Civil liberties advocates on Monday eagerly awaited the results of a vote by San Francisco officials on the city’s use of facial recognition technology—hoping the city’s Board of Supervisors would vote to ban the surveillance tool.
The board is set to vote Tuesday on the Stop Secret Surveillance Ordinance, a law that advocates say would make history and potentially encourage other cities to ban the use of facial recognition technology, which is being used increasingly by police and private companies.
Since San Francisco is the “most technologically advanced city in our country,” privacy expert Alvaro Bedoya told the Associated Press, the city’s rejection of cameras which can capture anyone’s image for use by the police or city agencies could send a strong message to other government officials.
“The people of San Francisco and their elected representatives deserve an open and democratic process that answers critical questions before City departments acquire or use surveillance technology.” —Nathan Sheard, Electronic Frontier Foundation
The technology is also unpopular with the public. A majority of respondents in a 2018 poll by the Brookings Institution said they were opposed to facial recognition being used in stores, airports, and stadiums. Last November, 60 percent of San Francisco voters approved a measure to strengthen data privacy protections in the city.
“Face recognition is one of those technologies that people get how creepy it is,” Bedoya, director of Georgetown University’s Center on Privacy and Technology, told the AP. “There’s something about this technology that really sets the hairs on the back of people’s heads up.”

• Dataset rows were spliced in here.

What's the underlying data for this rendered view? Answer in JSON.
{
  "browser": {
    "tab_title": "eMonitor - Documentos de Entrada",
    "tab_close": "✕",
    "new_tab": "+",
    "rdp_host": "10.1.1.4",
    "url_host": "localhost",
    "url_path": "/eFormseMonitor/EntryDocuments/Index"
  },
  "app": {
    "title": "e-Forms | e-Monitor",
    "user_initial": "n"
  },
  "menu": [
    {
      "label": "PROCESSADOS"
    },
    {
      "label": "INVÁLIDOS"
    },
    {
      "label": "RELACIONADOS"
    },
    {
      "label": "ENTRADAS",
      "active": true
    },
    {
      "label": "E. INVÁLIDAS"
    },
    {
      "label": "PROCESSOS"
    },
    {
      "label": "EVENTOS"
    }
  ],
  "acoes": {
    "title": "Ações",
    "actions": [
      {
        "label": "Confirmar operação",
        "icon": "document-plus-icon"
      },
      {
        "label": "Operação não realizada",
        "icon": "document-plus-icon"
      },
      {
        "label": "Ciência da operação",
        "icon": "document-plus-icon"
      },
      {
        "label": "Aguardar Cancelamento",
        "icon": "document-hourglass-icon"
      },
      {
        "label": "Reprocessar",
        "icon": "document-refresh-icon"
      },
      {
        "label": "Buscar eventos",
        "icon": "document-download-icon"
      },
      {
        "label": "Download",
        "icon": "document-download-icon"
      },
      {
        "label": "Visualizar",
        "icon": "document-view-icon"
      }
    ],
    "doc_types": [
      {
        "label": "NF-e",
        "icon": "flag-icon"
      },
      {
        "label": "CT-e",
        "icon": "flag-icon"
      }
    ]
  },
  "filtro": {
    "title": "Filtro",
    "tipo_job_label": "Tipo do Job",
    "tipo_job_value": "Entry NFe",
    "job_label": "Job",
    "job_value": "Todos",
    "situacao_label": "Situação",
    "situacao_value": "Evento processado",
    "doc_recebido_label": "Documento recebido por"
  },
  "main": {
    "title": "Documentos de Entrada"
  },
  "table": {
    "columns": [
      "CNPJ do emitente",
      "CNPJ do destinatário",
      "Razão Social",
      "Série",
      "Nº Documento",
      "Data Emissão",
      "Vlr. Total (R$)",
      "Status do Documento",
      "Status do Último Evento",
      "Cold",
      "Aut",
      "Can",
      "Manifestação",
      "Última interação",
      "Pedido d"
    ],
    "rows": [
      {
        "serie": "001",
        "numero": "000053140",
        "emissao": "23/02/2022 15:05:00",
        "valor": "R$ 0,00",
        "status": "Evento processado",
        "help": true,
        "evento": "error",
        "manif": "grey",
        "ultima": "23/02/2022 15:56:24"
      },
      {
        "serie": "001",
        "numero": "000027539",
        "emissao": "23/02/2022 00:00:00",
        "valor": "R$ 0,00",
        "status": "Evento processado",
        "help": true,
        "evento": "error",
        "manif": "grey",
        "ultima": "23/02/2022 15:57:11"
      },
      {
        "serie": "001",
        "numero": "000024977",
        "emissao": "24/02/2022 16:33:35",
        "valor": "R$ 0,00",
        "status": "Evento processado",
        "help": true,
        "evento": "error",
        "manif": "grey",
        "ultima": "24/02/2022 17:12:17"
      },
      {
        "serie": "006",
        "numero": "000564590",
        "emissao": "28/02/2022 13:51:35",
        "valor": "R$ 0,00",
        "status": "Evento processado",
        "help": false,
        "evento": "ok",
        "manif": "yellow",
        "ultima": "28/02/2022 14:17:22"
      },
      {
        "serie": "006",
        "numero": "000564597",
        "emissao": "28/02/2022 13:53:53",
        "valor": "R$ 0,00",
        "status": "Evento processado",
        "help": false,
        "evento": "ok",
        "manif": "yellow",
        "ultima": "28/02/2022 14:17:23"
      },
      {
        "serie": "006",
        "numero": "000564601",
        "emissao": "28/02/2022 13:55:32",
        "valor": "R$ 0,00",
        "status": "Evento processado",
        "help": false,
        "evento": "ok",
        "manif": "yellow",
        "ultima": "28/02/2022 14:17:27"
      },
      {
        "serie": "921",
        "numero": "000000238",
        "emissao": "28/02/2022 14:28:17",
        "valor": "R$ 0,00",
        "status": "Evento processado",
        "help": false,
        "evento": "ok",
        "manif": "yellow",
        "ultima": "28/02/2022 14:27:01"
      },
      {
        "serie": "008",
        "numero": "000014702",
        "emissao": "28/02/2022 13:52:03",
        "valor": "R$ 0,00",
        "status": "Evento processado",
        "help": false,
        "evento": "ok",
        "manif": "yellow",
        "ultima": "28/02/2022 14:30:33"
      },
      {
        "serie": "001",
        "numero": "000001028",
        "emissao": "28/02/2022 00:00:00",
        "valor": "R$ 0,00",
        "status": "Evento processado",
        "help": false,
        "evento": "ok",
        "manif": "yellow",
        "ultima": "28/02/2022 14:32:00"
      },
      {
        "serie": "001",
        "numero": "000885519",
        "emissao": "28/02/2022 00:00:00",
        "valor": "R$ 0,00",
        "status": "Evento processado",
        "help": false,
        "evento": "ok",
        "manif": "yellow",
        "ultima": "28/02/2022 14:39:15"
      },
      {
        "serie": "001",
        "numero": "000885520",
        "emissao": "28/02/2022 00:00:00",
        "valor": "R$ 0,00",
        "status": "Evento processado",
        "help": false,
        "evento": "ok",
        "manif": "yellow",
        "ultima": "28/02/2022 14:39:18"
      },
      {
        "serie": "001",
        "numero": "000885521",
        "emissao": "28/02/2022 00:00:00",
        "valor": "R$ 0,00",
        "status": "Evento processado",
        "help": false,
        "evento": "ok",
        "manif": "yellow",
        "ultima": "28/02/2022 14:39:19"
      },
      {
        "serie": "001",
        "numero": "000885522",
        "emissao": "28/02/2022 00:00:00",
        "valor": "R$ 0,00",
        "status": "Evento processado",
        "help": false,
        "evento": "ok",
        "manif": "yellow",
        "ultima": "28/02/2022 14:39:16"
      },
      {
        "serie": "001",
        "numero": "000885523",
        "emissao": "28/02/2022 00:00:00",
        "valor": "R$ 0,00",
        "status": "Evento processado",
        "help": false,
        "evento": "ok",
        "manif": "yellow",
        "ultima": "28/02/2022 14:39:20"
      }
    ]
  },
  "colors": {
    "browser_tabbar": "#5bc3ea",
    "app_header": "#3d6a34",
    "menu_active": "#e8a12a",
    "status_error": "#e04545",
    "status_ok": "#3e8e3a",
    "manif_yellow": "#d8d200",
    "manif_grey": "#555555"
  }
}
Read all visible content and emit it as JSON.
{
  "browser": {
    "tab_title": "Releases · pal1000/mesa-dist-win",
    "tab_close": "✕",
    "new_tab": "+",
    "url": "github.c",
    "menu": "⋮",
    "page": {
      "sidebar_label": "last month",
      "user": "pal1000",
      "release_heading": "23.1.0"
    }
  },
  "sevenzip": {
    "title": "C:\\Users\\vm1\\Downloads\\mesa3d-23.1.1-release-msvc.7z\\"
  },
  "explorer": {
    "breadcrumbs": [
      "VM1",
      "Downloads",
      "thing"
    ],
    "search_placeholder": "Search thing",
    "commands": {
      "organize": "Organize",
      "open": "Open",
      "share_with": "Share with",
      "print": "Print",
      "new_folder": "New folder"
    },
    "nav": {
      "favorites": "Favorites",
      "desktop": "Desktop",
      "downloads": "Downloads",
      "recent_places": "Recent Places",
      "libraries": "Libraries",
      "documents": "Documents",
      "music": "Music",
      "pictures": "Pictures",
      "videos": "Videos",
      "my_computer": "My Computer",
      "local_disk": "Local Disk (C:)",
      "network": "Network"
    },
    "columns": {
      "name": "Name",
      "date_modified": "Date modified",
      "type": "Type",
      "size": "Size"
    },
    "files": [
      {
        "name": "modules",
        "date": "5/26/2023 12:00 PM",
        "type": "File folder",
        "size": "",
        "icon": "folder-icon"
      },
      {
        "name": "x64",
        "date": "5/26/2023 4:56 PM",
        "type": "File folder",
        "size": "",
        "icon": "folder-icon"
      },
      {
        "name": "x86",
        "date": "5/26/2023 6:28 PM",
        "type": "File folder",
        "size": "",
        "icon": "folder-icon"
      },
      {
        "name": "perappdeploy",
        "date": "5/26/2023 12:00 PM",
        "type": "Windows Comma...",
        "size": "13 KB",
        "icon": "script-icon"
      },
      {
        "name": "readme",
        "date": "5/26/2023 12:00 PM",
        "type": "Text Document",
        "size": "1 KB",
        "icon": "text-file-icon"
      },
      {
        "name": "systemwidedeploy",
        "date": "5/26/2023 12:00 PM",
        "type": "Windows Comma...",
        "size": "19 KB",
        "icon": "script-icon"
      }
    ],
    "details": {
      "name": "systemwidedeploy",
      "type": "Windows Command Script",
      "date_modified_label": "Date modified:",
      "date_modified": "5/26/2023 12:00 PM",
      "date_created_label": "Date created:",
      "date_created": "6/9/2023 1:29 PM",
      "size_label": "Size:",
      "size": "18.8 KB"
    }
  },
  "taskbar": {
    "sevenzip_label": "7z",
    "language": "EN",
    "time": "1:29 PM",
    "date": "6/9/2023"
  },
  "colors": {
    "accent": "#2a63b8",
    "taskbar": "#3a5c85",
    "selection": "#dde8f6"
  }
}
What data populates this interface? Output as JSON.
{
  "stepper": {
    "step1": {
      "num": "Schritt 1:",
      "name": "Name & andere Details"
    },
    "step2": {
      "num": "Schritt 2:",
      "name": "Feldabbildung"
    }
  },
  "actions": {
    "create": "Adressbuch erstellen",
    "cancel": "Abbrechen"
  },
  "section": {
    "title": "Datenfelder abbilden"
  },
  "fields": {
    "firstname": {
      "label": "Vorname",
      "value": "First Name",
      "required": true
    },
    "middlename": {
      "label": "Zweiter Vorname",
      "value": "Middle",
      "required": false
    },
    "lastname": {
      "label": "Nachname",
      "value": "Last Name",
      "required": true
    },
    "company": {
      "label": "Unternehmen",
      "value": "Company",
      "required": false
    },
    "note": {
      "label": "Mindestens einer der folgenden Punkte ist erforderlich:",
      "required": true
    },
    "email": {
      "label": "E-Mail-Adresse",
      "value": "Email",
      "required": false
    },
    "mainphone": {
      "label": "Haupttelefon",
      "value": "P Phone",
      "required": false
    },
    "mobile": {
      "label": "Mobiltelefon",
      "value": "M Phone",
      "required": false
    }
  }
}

Under the proposed ordinance, San Francisco police and city agencies would be barred from using the technology. The rule would also put in place strict oversight of all surveillance technology used by the city, including cameras and license plate readers. City departments would be required to alert the public before attempting to use any new surveillance technology, and to obtain board approval before introducing the tools.
The measure is being considered amidst rapid advances by the tech industry as it develops the technology, making it easier for law enforcement to identify faces in a crowd and use images of people taken by surveillance cameras to scan databases.
“Without regulations barring law enforcement from accessing driver’s license databases, people who have never been arrested could be part of virtual police line-ups without their knowledge,” the AP reported.
In fact, according to a 2016 study by the Georgetown Center on Privacy and Technology, “roughly one out of every two American adults (48 percent) has had their photo enrolled in a criminal face recognition network.”
That report also found that because black communities disproportionately come into contact with police, “African Americans will likely be overrepresented in mug shot-based face recognition databases.”
“Law enforcement’s discriminatory and unaccountable use of surveillance technologies can put people’s lives at risk,” wrote Nathan Sheard at Electronic Frontier Foundation, which has spoken out in support of the ordinance. “The people of San Francisco and their elected representatives deserve an open and democratic process that answers critical questions before City departments acquire or use surveillance technology.”
Meanwhile, the Department of Homeland Security said last month that it aims to subject 97 percent of airline passengers to surveillance by facial recognition technology by 2023.
“Right now, there is a pressing need to act,” Matt Cagle, an attorney with the ACLU of Northern California, told the San Francisco Examiner. “The harms of unchecked surveillance are very real and they often impact immigrant and communities of color disproportionately.”
San Francisco’s proposed ordinance would impose controls only on city agencies—not San Francisco International Airport or private companies which may seek to use the technology to surveill customers—but proponents say the city’s embrace of restrictions could urge other local governments to adopt their own measures protecting residents from surveillance.
“With this law,” Cagle said in a statement, “San Francisco can demonstrate real tech leadership by giving our communities a seat at the table, and the power to create safeguards to prevent misuse.”